Text analyzer package

Project description

🕵️ reStalker

reStalker Logo

IOC and Entities Extractor

Python License Contributions Welcome Documentation

A powerful Python library for extracting Indicators of Compromise (IOCs) and various entities from binary or text sources.


📋 Table of Contents


🚀 Quick Start

import restalker

# Define which elements we desire (e.g., Tor URLs)
s = restalker.reStalker(tor=True, i2p=True)
elements = s.parse(input_text)

for element in elements:
    print(f"[*] Darknet IOC found: {element}")

🎯 Detection Capabilities

reStalker can extract these entities from any binary or text source:

🔐 Credentials & Identity

  • Base64 encoded data (base64=True)
  • Username patterns (username=True)
  • Password patterns (password=True)
  • Phone numbers (phone=True)
  • Email addresses (email=True)
  • Personal names (own_name=True)
  • PGP keys (pgp=True)

🗺️ Location & Organization

  • Location information (location=True)
  • Organization names (organization=True)
  • Keyphrases (keyphrase=True)
  • Keywords (keywords=["keyword1", "keyword2"])

📊 Analytics & Tracking

  • Google Analytics tracking codes (gatc=True)
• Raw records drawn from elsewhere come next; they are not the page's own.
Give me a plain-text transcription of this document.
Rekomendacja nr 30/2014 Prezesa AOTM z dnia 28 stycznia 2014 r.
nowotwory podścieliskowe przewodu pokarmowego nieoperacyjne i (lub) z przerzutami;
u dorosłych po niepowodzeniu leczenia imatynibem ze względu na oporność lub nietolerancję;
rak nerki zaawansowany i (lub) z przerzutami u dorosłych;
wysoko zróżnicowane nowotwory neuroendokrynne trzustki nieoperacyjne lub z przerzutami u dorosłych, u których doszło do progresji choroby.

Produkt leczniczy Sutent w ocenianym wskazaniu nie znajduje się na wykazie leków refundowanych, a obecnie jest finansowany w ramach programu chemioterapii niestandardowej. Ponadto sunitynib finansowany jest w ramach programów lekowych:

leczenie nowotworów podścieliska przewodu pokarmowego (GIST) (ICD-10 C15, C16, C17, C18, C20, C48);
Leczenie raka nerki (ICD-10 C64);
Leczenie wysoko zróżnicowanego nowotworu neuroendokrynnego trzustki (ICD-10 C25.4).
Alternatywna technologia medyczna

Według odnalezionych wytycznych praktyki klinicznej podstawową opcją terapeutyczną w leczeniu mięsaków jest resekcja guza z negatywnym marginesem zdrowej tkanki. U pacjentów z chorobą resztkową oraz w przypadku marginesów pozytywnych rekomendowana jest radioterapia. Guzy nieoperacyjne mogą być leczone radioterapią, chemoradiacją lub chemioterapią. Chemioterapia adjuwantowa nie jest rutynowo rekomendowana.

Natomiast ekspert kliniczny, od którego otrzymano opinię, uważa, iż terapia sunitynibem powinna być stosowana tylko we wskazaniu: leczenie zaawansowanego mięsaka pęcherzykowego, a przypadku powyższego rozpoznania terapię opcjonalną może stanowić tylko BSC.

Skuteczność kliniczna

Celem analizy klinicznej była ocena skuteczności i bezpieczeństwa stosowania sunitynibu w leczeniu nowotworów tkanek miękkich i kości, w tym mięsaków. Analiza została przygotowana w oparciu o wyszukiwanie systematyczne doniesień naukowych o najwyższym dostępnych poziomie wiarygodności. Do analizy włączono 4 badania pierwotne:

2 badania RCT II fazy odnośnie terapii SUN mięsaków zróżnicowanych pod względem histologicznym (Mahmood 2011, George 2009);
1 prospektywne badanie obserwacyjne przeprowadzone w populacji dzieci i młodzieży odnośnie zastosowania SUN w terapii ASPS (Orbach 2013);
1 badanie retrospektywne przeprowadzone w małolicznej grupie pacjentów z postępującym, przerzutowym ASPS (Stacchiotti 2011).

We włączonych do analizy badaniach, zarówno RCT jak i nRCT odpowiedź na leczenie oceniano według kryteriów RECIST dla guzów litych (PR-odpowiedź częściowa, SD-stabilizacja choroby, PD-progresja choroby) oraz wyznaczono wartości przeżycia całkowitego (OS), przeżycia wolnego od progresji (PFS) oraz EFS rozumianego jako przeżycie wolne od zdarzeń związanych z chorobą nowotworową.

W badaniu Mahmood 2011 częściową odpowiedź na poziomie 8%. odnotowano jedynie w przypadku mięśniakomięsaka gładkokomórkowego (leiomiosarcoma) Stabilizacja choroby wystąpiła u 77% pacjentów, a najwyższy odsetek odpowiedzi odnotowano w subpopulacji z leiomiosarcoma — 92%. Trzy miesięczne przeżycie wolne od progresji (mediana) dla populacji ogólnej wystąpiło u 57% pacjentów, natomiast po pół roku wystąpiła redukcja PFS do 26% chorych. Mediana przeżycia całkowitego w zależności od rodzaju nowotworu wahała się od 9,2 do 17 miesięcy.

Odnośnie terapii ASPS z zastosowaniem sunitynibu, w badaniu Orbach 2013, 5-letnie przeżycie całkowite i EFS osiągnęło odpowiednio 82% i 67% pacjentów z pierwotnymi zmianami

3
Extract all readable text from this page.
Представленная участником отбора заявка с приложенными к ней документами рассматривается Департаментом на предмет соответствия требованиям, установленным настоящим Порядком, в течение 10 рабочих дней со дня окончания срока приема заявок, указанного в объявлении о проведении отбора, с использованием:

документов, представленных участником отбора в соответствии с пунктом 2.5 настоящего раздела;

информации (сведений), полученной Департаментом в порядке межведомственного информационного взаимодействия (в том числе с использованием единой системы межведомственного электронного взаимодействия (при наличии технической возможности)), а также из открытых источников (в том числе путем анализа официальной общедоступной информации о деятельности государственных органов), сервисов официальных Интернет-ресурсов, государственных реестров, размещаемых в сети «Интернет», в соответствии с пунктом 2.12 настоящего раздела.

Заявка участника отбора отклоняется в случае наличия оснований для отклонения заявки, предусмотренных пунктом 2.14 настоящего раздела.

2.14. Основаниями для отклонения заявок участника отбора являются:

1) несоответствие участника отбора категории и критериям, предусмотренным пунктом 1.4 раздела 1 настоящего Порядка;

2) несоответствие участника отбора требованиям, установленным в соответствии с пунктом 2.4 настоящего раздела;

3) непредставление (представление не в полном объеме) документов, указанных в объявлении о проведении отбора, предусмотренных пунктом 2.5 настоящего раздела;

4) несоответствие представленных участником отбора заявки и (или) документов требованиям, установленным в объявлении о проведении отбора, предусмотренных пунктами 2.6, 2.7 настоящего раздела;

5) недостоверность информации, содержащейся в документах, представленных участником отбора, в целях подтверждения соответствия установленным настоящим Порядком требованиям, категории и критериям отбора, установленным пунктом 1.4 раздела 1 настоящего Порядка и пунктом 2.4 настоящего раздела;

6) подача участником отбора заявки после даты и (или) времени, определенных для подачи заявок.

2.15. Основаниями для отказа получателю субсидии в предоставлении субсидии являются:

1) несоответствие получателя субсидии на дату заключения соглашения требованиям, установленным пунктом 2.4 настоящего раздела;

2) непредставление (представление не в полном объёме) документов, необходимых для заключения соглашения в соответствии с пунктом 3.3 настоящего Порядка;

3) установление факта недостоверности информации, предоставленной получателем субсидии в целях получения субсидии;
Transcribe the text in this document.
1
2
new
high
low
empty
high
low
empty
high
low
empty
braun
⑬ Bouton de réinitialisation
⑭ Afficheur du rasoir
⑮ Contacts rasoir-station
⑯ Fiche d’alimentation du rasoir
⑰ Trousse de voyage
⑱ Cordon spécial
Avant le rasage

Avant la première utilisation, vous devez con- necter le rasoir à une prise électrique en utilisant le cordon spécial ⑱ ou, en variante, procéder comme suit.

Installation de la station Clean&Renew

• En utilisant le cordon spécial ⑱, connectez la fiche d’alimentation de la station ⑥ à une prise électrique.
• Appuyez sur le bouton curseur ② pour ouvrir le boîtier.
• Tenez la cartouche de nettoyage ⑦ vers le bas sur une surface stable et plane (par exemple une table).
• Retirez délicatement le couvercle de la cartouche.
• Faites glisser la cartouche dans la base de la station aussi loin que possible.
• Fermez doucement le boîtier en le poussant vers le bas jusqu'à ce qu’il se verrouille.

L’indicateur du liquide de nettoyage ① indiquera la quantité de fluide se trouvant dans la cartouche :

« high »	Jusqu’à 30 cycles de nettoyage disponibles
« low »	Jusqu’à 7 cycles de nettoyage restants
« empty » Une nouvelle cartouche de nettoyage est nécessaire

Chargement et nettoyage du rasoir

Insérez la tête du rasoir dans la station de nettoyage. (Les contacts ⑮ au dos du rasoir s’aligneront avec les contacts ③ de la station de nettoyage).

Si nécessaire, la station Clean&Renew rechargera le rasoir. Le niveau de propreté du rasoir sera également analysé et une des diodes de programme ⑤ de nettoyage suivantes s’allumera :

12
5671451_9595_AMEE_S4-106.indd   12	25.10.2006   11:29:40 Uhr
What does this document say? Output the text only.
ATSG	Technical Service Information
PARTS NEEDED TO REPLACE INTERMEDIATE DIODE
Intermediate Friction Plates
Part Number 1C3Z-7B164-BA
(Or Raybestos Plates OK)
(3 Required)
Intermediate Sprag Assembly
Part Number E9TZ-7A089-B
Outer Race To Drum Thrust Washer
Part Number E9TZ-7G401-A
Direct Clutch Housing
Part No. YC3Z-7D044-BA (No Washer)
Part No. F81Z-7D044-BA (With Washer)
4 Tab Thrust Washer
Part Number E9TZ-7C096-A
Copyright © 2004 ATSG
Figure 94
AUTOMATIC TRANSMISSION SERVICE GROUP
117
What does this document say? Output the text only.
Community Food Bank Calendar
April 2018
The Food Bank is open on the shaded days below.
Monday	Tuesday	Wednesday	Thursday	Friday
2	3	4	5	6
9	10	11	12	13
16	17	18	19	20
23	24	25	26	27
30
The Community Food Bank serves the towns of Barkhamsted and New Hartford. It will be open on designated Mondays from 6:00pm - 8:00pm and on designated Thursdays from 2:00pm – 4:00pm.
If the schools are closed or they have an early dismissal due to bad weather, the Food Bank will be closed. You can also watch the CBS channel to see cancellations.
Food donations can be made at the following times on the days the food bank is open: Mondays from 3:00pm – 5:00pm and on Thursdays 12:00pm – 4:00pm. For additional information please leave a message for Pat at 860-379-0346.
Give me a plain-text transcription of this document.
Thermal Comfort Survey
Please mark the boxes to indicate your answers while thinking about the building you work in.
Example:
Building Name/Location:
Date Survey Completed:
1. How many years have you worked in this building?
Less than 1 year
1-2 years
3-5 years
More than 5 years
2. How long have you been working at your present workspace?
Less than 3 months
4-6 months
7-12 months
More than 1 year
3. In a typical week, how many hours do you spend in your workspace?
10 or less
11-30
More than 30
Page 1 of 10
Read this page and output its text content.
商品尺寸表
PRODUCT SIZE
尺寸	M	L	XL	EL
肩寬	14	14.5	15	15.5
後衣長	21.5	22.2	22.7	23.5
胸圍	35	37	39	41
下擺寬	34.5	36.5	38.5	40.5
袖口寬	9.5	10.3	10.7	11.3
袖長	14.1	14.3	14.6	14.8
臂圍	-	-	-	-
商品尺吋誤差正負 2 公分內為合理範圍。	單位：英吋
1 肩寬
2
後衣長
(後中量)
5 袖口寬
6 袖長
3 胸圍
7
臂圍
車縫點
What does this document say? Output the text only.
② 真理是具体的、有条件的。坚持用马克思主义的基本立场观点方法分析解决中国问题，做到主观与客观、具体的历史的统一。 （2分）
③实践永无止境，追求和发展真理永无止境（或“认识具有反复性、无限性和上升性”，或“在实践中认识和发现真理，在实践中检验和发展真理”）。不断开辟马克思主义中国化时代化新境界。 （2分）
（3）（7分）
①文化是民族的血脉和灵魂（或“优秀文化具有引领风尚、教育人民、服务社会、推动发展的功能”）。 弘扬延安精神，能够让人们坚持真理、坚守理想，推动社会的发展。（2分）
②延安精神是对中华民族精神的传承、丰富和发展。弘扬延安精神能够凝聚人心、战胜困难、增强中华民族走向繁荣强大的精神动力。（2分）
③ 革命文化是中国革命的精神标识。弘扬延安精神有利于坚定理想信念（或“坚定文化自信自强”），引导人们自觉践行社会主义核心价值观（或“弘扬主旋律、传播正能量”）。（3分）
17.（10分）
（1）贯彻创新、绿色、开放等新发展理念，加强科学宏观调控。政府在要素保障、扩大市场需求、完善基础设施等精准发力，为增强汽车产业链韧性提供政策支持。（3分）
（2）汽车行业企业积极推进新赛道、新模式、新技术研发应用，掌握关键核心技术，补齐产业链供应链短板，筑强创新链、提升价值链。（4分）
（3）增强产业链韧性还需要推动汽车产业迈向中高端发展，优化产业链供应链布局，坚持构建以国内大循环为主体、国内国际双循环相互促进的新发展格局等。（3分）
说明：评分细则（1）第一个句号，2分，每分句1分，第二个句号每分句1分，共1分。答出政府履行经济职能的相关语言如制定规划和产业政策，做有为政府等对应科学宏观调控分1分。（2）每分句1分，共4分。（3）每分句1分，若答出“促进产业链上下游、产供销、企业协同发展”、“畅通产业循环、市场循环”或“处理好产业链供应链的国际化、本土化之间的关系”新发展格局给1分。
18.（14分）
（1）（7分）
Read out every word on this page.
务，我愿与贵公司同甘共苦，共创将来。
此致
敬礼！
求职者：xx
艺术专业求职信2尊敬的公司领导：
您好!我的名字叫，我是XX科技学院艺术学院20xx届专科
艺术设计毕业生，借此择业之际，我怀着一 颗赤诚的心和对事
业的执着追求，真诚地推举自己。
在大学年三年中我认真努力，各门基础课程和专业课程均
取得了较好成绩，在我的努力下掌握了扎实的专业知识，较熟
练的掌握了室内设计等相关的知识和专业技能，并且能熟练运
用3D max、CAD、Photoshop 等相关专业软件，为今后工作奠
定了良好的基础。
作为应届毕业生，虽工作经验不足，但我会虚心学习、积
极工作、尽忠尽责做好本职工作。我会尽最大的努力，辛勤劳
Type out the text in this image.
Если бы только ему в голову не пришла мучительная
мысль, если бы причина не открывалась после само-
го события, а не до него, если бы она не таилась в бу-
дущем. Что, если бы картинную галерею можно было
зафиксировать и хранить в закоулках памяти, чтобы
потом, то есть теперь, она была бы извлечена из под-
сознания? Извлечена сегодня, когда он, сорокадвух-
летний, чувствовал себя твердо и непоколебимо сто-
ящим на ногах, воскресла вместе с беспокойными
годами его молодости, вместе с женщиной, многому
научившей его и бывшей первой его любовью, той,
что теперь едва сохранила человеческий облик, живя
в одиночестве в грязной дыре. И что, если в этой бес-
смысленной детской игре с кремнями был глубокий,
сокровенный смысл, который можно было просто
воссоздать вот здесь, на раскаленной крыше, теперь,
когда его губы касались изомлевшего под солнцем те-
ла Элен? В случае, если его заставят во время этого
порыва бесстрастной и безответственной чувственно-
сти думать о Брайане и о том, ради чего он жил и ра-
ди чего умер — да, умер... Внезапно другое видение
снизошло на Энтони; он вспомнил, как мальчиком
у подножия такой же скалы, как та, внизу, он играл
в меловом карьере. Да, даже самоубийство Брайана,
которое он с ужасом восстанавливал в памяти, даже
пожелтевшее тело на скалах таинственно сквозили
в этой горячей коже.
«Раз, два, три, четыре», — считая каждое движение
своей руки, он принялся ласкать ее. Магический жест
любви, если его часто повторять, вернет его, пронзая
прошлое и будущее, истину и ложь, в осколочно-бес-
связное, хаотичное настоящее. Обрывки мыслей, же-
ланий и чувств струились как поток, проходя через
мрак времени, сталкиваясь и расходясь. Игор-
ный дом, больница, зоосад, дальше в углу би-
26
💰 Digital Assets & Cryptocurrencies

  • BTC (Bitcoin) wallet addresses (btc_wallet=True)
  • ETH (Ethereum) wallet addresses (eth_wallet=True)
  • XMR (Monero) wallet addresses (xmr_wallet=True)
  • ZEC (Zcash) wallet addresses (zec_wallet=True)
  • DASH wallet addresses (dash_wallet=True)
  • DOT (Polkadot) wallet addresses (dot_wallet=True)
  • XRP (Ripple) wallet addresses (xrp_wallet=True)
  • BNB (Binance) wallet addresses (bnb_wallet=True)

📱 Social Networks & Communication

  • Twitter/X account handles (twitter=True)
  • Telegram URLs (telegram=True)
  • WhatsApp URLs (whatsapp=True)
  • Discord URLs (discord=True)
  • Skype URLs (skype=True)
  • Tox ID identifiers (tox=True)
  • Session ID identifiers (session_id=True)

🔐 Cryptographic Hashes

  • MD5 hash values (md5=True)
  • SHA1 hash values (sha1=True)
  • SHA256 hash values (sha256=True)

💳 Financial Information

  • BIN (Bank Identification Numbers) (bin_number=True)
  • Credit Card numbers (credit_card=True)
  • CCN (Credit Card Numbers - generic) (ccn_number=True)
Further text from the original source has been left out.